This book had so much potential to fail, but it manages to avoid falling into the open pits of maudlinism, cliches, and sensationalism that yawn beneath the feet of any plot brave enough to veer into trans-gender territory.
While homophobia and the challenges of growing up trans-gender drive the plot, this book is really about love, the obstacles it faces, and the many ways we humans have of screwing up a great thing when the going gets tough.

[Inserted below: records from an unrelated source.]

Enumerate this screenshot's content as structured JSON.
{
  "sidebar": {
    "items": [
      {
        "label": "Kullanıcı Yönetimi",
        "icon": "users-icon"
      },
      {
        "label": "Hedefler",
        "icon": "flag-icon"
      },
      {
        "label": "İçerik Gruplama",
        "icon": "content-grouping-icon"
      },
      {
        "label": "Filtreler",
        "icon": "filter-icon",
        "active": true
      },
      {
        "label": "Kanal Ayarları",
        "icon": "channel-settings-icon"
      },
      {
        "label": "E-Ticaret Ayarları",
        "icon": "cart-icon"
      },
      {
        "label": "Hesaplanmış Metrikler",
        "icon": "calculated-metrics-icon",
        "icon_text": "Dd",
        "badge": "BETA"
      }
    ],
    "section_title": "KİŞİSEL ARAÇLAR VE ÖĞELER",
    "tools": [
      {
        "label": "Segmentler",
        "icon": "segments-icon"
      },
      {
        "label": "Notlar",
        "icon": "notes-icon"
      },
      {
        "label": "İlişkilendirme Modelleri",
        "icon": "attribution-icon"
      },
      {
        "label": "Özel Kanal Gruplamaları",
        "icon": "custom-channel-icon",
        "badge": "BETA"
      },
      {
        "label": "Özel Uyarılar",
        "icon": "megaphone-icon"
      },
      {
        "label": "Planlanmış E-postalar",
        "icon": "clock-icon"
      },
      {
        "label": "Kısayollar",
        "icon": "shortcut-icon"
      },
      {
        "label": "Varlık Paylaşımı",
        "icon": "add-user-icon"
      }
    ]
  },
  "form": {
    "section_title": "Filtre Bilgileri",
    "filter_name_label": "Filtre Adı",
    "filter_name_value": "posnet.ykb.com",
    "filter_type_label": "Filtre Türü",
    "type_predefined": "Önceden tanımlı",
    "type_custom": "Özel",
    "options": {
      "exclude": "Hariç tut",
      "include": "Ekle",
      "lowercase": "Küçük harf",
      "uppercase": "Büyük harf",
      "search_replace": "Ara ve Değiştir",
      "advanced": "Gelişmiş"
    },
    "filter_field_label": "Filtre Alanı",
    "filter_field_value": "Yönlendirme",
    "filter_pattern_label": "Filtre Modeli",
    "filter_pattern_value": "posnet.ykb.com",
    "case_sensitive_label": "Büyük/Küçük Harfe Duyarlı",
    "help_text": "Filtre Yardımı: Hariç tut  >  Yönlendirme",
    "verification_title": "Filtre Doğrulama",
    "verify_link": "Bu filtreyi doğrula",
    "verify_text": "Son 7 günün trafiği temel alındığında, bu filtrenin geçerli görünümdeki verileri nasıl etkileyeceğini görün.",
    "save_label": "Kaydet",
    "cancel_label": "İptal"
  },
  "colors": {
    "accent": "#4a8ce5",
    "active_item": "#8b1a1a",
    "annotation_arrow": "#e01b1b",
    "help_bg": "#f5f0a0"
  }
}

The story floats on great character development. Logan, our protagonist, is a poor-as-dirt small town boy who has initially has nothing on his mind but the fact that his girlfriend of three years just broke his heart. His first-person narrative voice is so frank, funny, and earnest that the reader can easily sympathize. When he finds out that his new love interest Sage is really a boy living as a girl, Logan does have an insensitive, prejudiced reaction...well, several, actually. But the story becomes his journey through his own fears to an understanding that we can't help who we love and how, that happiness is never perfect and demands sacrifice, and that sometimes wisdom comes too late. Describing the heavy themes of this novel makes it sound epic and overblown, but it's actually a very simple but profound story, told with a light touch and laugh-out-loud one-liners.
While I wouldn't recommend this book to a teen struggling with the gender-to-gender transition because of some situations the heroine faces, I would recommend it as an emotional eye-opener to anyone else.